Bitcoin absolutely has had hard forks.

> There isn’t a “Bitcoin classic” chain floating around with an old set of consensus rules.

Yes, there literally is a Bitcoin Classic, and prior to that was a Bitcoin XT. There's also Bitcoin Cash, and many others.

Even excluding hard forks which were chain splits (so upgrade only), there have been several. There were two hard forks in 2010, one to add OP_NOP and one fixing a critical bug where anyone could spend any Bitcoin. There was a hard fork in 2013 (BIP-50) because a block broke a limit and at least one double spend occurred.

Why comment if you aren't educated on the topic? Or rather, why actively spread misinformation?

lftl|3 years ago

Does Bitcoin Cash not count for some reason? Because the original chain is more popular and the fork is smaller?

TakeBlaster16|3 years ago

Every bitcoin fork I've seen forked to make their own change that the main project refused to make. They forked because bitcoin changed too little.

ETC forked because the main project made a change some people disagreed with. They forked because ethereum changed too much.

dopidopHN|3 years ago

Yeah I’m far from a expert but I do remember that fork. That sounded awfully similar to the ETH / ETC fork.

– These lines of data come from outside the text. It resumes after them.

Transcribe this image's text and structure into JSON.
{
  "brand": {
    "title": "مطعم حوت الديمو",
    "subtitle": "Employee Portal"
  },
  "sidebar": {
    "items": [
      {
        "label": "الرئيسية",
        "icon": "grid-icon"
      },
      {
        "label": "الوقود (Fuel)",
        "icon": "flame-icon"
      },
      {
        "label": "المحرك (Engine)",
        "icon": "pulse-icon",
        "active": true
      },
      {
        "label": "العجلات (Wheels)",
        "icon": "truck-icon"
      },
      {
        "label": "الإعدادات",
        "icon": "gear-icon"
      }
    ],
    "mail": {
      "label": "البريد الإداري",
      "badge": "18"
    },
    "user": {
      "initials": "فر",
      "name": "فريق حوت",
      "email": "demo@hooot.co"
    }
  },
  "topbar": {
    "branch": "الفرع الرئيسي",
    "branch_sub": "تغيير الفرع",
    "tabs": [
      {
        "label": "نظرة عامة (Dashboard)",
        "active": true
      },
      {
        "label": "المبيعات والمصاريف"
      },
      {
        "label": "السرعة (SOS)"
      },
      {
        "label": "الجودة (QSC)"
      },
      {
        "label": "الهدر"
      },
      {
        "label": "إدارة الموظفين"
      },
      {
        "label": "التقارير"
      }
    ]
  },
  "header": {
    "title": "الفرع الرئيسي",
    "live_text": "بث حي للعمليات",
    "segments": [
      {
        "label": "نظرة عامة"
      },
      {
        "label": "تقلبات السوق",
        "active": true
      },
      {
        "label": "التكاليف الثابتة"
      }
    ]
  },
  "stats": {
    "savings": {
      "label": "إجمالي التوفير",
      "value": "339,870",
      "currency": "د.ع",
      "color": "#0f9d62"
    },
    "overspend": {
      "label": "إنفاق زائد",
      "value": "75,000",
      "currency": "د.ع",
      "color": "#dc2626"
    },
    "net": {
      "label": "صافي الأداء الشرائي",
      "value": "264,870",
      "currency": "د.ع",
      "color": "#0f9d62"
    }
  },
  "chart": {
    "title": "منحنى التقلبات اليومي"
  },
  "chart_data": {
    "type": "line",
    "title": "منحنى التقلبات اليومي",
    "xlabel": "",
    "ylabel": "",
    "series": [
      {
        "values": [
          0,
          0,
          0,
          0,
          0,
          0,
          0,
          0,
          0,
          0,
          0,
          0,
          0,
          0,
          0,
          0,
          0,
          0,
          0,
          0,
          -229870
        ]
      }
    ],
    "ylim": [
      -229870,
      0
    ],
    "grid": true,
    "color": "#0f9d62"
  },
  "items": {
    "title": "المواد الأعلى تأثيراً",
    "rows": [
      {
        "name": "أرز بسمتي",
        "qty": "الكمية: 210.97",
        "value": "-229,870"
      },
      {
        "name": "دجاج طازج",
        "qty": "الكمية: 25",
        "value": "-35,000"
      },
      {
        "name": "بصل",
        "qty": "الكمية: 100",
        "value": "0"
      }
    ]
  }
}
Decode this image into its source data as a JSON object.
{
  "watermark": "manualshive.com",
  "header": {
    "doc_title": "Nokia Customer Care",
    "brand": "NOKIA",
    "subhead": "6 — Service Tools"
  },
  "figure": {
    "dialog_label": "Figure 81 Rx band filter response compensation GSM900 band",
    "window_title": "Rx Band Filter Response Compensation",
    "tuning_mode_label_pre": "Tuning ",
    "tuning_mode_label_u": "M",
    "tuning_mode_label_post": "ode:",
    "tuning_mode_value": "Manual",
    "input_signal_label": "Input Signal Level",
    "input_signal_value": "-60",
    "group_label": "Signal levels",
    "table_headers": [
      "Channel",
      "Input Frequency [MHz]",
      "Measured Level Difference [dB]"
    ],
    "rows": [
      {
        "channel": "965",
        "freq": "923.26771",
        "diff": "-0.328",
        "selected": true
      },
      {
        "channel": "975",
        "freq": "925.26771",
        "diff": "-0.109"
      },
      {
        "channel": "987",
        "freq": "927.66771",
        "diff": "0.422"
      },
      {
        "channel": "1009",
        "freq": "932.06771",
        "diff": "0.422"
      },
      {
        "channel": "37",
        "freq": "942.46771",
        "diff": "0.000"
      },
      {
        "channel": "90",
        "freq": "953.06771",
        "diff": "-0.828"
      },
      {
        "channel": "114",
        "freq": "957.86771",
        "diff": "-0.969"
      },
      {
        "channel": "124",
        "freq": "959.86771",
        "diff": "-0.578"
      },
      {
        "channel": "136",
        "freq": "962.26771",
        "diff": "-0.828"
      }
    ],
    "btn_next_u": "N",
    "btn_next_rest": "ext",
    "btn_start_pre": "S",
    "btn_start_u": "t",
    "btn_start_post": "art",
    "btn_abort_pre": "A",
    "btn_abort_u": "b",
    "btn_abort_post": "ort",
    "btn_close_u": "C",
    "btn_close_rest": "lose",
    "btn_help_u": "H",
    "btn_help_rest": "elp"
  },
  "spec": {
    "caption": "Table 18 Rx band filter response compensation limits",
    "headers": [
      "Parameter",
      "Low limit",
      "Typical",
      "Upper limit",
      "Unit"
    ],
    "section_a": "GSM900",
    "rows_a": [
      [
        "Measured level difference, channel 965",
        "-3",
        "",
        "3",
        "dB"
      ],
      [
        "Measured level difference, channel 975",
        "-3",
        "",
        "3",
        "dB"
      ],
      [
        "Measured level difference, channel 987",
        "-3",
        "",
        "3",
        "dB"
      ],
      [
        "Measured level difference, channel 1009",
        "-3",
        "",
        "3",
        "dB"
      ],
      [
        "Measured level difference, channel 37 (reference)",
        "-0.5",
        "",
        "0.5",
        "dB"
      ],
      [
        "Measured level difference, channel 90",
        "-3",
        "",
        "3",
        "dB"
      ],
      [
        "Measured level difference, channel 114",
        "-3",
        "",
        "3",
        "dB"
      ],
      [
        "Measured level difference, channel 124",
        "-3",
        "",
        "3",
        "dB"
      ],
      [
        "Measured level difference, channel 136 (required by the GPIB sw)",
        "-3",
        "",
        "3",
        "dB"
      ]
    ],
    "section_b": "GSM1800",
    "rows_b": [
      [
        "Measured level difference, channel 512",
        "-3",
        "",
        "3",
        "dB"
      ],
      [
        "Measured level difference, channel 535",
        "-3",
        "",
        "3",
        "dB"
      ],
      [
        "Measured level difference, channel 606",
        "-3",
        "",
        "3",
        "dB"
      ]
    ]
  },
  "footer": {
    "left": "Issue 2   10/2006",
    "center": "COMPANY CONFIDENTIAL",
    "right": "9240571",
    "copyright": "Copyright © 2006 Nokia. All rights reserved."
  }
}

Around blocksize if I remember correctly.

cowtools|3 years ago

Sure, but I would argue that blockstream and others control bitcoin not by forcing upgrades, but instead by preventing upgrades to the network and creating commercial solutions to easily fixable problems.

I'm not saying that blocksize, LN, etc are solved problems. But I am saying that the indecision and lack of community involvement is slowly killing bitcoin. It is succumbing to corporate capture. They continue to invent increasingly custodial methods of using bitcoin.

shudza|3 years ago

There is a fundamental difference of opinion here. There will always be people pro changes and against. Its conservatism against progressivism. So, while it's useless to even argue (you're either one or the other, and that probably won't change, ever), let me just say that if you want any kind of digital property to exist, it's pretty important for such property to remain constant in regards to it's features, or better say, both it's virtues or flaws. That's why Bitcoin maximalists, as they are called, are very conservative towards bitcoin development.

Because of all that, making a case that someone controls Bitcoin just because they are preventing changes is rather far-fetched. So, while your other points may be valid, this is certanly an invalid one.